I was watching my Best Friends daughter the other night and I got to thinking about when the day will come for me to be a parent. I thought about all the things I would teach them. If it was a girl, she would for sure be a softball or basketball player, or a cheerleader. And if it was a boy, he could play any sport.
After pondering it a little more, I decided I didn't care what sport they play as long as he or she is healthy and I raise them with knowledge. I started thinking about how my parents raised me. They gave me every single opportunity to do whatever I wanted. I never ever went with out. And I realized the 3 stages I have had to so far with my parents.

Stage 1: Being a kid and wanting to spend every minute with them and wanting to be grow up just like them.

Stage 2: Being a teenager and "hating" them. I swore they were ruining my life and I wish they would just emancipate me already. I was better off with out them anyways.

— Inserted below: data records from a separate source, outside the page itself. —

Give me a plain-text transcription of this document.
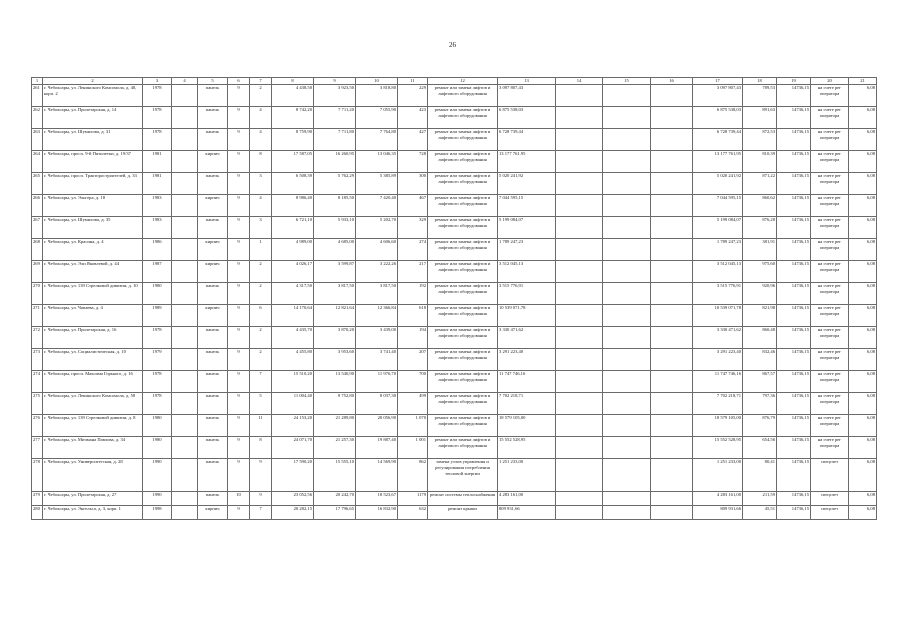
26
1	2	3	4	5	6	7	8	9	10	11	12	13	14	15	16	17	18	19	20	21
261	г. Чебоксары, ул. Ленинского Комсомола, д. 40, корп. 2	1978		панель	9	2	4 438,50	3 923,50	3 818,80	229	ремонт или замена лифтов и лифтового оборудования	3 097 807,43				3 097 807,43	789,53	14736,15	на счете рег оператора	6,08
262	г. Чебоксары, ул. Пролетарская, д. 14	1978		панель	9	4	8 742,20	7 711,20	7 055,90	423	ремонт или замена лифтов и лифтового оборудования	6 875 538,03				6 875 538,03	891,63	14736,15	на счете рег оператора	6,08
263	г. Чебоксары, ул. Шумилова, д. 31	1978		панель	9	4	8 759,90	7 711,80	7 764,80	427	ремонт или замена лифтов и лифтового оборудования	6 728 739,44				6 728 739,44	872,53	14736,15	на счете рег оператора	6,08
264	г. Чебоксары, просп. 9-й Пятилетки, д. 19/37	1981		кирпич	9	8	17 587,05	16 260,95	13 046,35	728	ремонт или замена лифтов и лифтового оборудования	13 177 761,95				13 177 761,95	810,39	14736,15	на счете рег оператора	6,08
265	г. Чебоксары, просп. Тракторостроителей, д. 33	1981		панель	9	3	6 508,39	5 762,29	5 385,89	300	ремонт или замена лифтов и лифтового оборудования	5 020 241,92				5 020 241,92	871,22	14736,15	на счете рег оператора	6,08
266	г. Чебоксары, ул. Эльгера, д. 18	1983		кирпич	9	4	8 986,40	8 185,50	7 420,40	467	ремонт или замена лифтов и лифтового оборудования	7 044 595,15				7 044 595,15	860,62	14736,15	на счете рег оператора	6,08
267	г. Чебоксары, ул. Шумилова, д. 35	1983		панель	9	3	6 721,10	5 933,10	5 202,70	329	ремонт или замена лифтов и лифтового оборудования	5 199 084,07				5 199 084,07	876,28	14736,15	на счете рег оператора	6,08
268	г. Чебоксары, ул. Красина, д. 4	1986		кирпич	9	1	4 989,00	4 685,00	4 606,60	274	ремонт или замена лифтов и лифтового оборудования	1 789 247,23				1 789 247,23	381,91	14736,15	на счете рег оператора	6,08
269	г. Чебоксары, ул. Эли Яковлевой, д. 44	1987		кирпич	9	2	4 026,17	3 599,87	3 222,26	217	ремонт или замена лифтов и лифтового оборудования	3 512 045,13				3 512 045,13	975,60	14736,15	на счете рег оператора	6,08
270	г. Чебоксары, ул. 139 Стрелковой дивизии, д. 10	1980		панель	9	2	4 317,50	3 817,50	3 817,50	192	ремонт или замена лифтов и лифтового оборудования	3 515 776,91				3 515 776,91	920,96	14736,15	на счете рег оператора	6,08
271	г. Чебоксары, ул. Чапаева, д. 4	1989		кирпич	9	6	14 170,64	12 821,64	12 366,84	618	ремонт или замена лифтов и лифтового оборудования	10 539 071,78				10 539 071,78	821,98	14736,15	на счете рег оператора	6,08
272	г. Чебоксары, ул. Пролетарская, д. 16	1978		панель	9	2	4 435,70	3 870,20	3 439,00	194	ремонт или замена лифтов и лифтового оборудования	3 330 471,62				3 330 471,62	860,48	14736,15	на счете рег оператора	6,08
273	г. Чебоксары, ул. Социалистическая, д. 10	1979		панель	9	2	4 455,80	3 953,60	3 741,40	207	ремонт или замена лифтов и лифтового оборудования	3 291 223,40				3 291 223,40	832,46	14736,15	на счете рег оператора	6,08
274	г. Чебоксары, просп. Максима Горького, д. 16	1978		панель	9	7	15 510,20	13 540,90	11 976,70	700	ремонт или замена лифтов и лифтового оборудования	11 747 746,16				11 747 746,16	867,57	14736,15	на счете рег оператора	6,08
275	г. Чебоксары, ул. Ленинского Комсомола, д. 58	1978		панель	9	5	11 004,40	9 752,80	8 037,30	499	ремонт или замена лифтов и лифтового оборудования	7 702 218,71				7 702 218,71	797,36	14736,15	на счете рег оператора	6,08
276	г. Чебоксары, ул. 139 Стрелковой дивизии, д. 8	1980		панель	9	11	24 153,20	21 289,80	20 056,90	1 070	ремонт или замена лифтов и лифтового оборудования	18 579 105,00				18 579 105,00	876,79	14736,15	на счете рег оператора	6,08
277	г. Чебоксары, ул. Мичмана Павлова, д. 34	1980		панель	9	8	24 071,70	21 257,30	19 887,40	1 001	ремонт или замена лифтов и лифтового оборудования	15 552 528,95				15 552 528,95	654,56	14736,15	на счете рег оператора	6,08
278	г. Чебоксары, ул. Университетская, д. 28	1990		панель	9	9	17 590,20	15 555,10	14 569,90	862	замена узлов управления и регулирования потребления тепловой энергии	1 251 233,00				1 251 233,00	80,41	14736,15	спецсчет	6,08
279	г. Чебоксары, ул. Пролетарская, д. 27	1990		панель	10	9	23 052,56	20 242,70	18 523,67	1179	ремонт системы теплоснабжения	4 283 161,00				4 283 161,00	211,59	14736,15	спецсчет	6,08
280	г. Чебоксары, ул. Энгельса, д. 3, корп. 1	1998		кирпич	9	7	20 282,15	17 796,65	16 832,90	632	ремонт крыши	809 931,66				809 931,66	45,51	14736,15	спецсчет	6,08
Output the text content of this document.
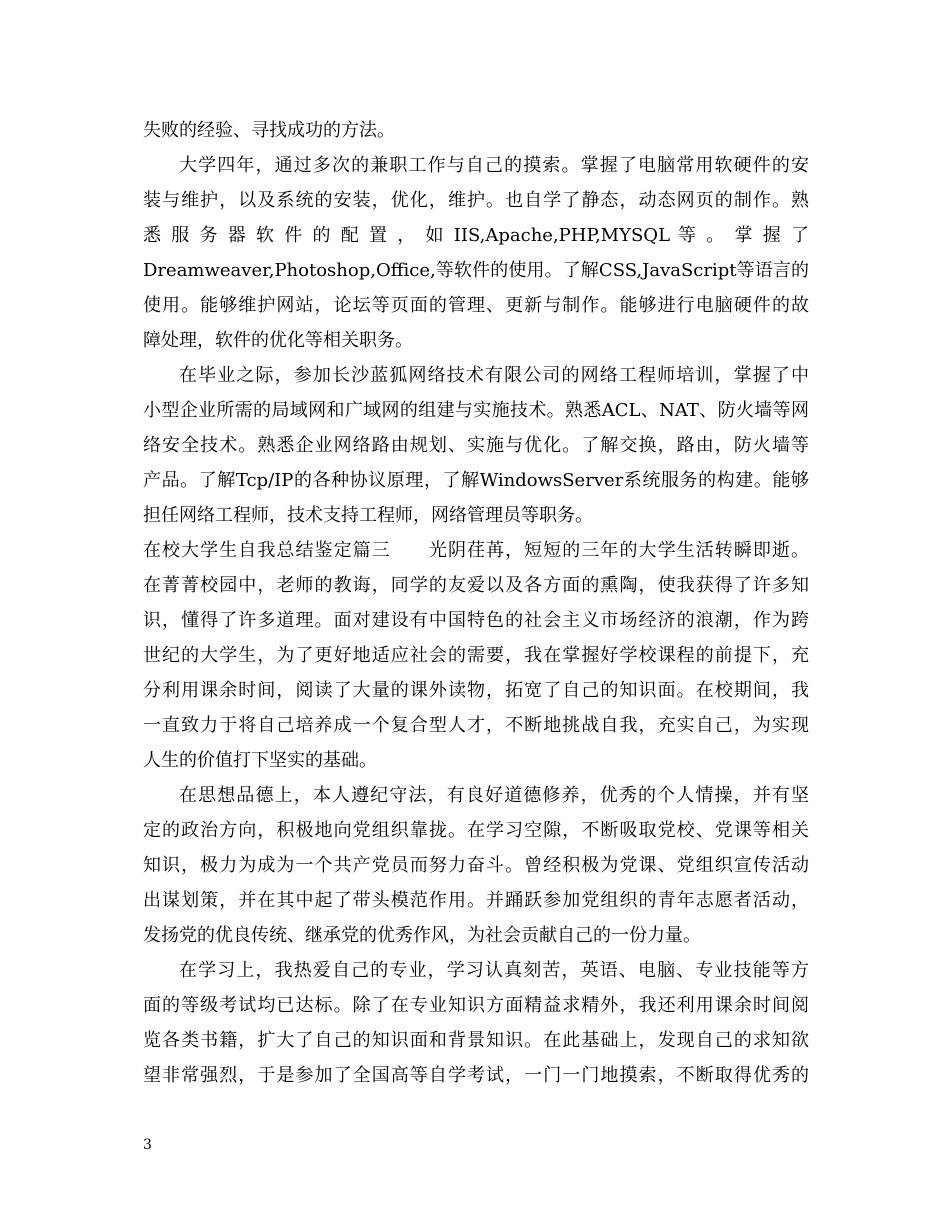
失败的经验、寻找成功的方法。
大学四年，通过多次的兼职工作与自己的摸索。掌握了电脑常用软硬件的安
装与维护，以及系统的安装，优化，维护。也自学了静态，动态网页的制作。熟
悉 服 务 器 软 件 的 配 置 ， 如 IIS,Apache,PHP,MYSQL 等 。 掌 握 了
Dreamweaver,Photoshop,Office,等软件的使用。了解CSS,JavaScript等语言的
使用。能够维护网站，论坛等页面的管理、更新与制作。能够进行电脑硬件的故
障处理，软件的优化等相关职务。
在毕业之际，参加长沙蓝狐网络技术有限公司的网络工程师培训，掌握了中
小型企业所需的局域网和广域网的组建与实施技术。熟悉ACL、NAT、防火墙等网
络安全技术。熟悉企业网络路由规划、实施与优化。了解交换，路由，防火墙等
产品。了解Tcp/IP的各种协议原理，了解WindowsServer系统服务的构建。能够
担任网络工程师，技术支持工程师，网络管理员等职务。
在校大学生自我总结鉴定篇三　　光阴荏苒，短短的三年的大学生活转瞬即逝。
在菁菁校园中，老师的教诲，同学的友爱以及各方面的熏陶，使我获得了许多知
识，懂得了许多道理。面对建设有中国特色的社会主义市场经济的浪潮，作为跨
世纪的大学生，为了更好地适应社会的需要，我在掌握好学校课程的前提下，充
分利用课余时间，阅读了大量的课外读物，拓宽了自己的知识面。在校期间，我
一直致力于将自己培养成一个复合型人才，不断地挑战自我，充实自己，为实现
人生的价值打下坚实的基础。
在思想品德上，本人遵纪守法，有良好道德修养，优秀的个人情操，并有坚
定的政治方向，积极地向党组织靠拢。在学习空隙，不断吸取党校、党课等相关
知识，极力为成为一个共产党员而努力奋斗。曾经积极为党课、党组织宣传活动
出谋划策，并在其中起了带头模范作用。并踊跃参加党组织的青年志愿者活动，
发扬党的优良传统、继承党的优秀作风，为社会贡献自己的一份力量。
在学习上，我热爱自己的专业，学习认真刻苦，英语、电脑、专业技能等方
面的等级考试均已达标。除了在专业知识方面精益求精外，我还利用课余时间阅
览各类书籍，扩大了自己的知识面和背景知识。在此基础上，发现自己的求知欲
望非常强烈，于是参加了全国高等自学考试，一门一门地摸索，不断取得优秀的
3
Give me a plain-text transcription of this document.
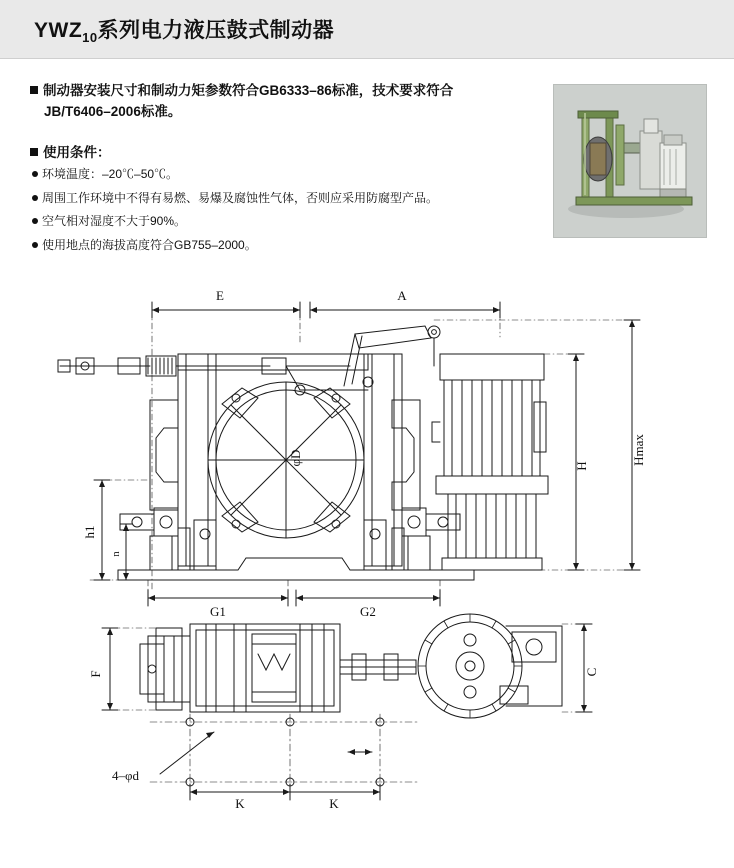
$YWZ_{10}$系列电力液压鼓式制动器
制动器安装尺寸和制动力矩参数符合GB6333–86标准，技术要求符合
JB/T6406–2006标准。
使用条件：
环境温度：–20℃–50℃。
周围工作环境中不得有易燃、易爆及腐蚀性气体，否则应采用防腐型产品。
空气相对湿度不大于90%。
使用地点的海拔高度符合GB755–2000。
E	A
H
Hmax
h1
n
G1	G2
φD
F	C
K	K
4–φd
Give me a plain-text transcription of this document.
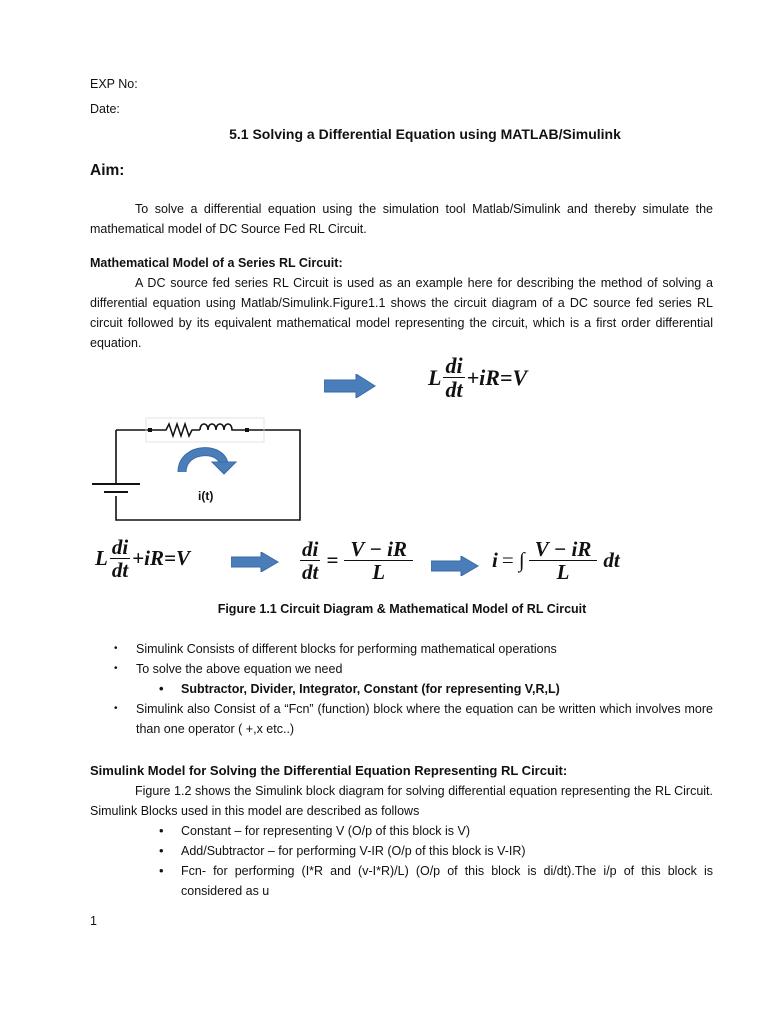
EXP No:
Date:
5.1 Solving a Differential Equation using MATLAB/Simulink
Aim:
To solve a differential equation using the simulation tool Matlab/Simulink and thereby simulate the mathematical model of DC Source Fed RL Circuit.
Mathematical Model of a Series RL Circuit:
A DC source fed series RL Circuit is used as an example here for describing the method of solving a differential equation using Matlab/Simulink.Figure1.1 shows the circuit diagram of a DC source fed series RL circuit followed by its equivalent mathematical model representing the circuit, which is a first order differential equation.
L $\frac{di}{dt} +iR =V$
i(t)
L $\frac{di}{dt} +iR =V$	$\frac{di}{dt} = \frac{V - iR}{L}$	i = ∫ $\frac{V - iR}{L}$ dt
Figure 1.1 Circuit Diagram & Mathematical Model of RL Circuit
• Simulink Consists of different blocks for performing mathematical operations
• To solve the above equation we need
• Subtractor, Divider, Integrator, Constant (for representing V,R,L)
• Simulink also Consist of a “Fcn” (function) block where the equation can be written which involves more than one operator ( +,x etc..)
Simulink Model for Solving the Differential Equation Representing RL Circuit:
Figure 1.2 shows the Simulink block diagram for solving differential equation representing the RL Circuit. Simulink Blocks used in this model are described as follows
• Constant – for representing V (O/p of this block is V)
• Add/Subtractor – for performing V-IR (O/p of this block is V-IR)
• Fcn- for performing (I*R and (v-I*R)/L) (O/p of this block is di/dt).The i/p of this block is considered as u
1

And Stage 3: Realizing they were right about EVERYTHING!!! They told you, you would regret that facial piercing, being with that boyfriend you swore you were "going to marry one day", moving out because you decided to slack in college, thus getting on probation and not being able to get a loan again. So you had a choice to pay rent or move out. Not paying enough attention in church when I was teenager, thus making my relationship with God so distant. Telling me "nothing good happens past midnight" thus me getting a $300 curfew ticket and being arrested when I was 16. My parents were right about every choice and decision I had made. My dad could predict exactly what was going to happen before it did. He told me to always take care of body so I could go to college on a Cheer leading scholarship and to keep my grades up. But my friends were more important so now I am paying for college with my own money. I kick myself sometimes for not listening, but I wouldn't change a thing about my life now.



I'm getting everything back on track. My relationship with my Parents and God is stronger than ever.




I WILL be back in school in the summer.

I just have to keep having faith and just stop, take a deep breath sometimes, and think of what the right choice would be.


Time to get things done today, but I'm not done here.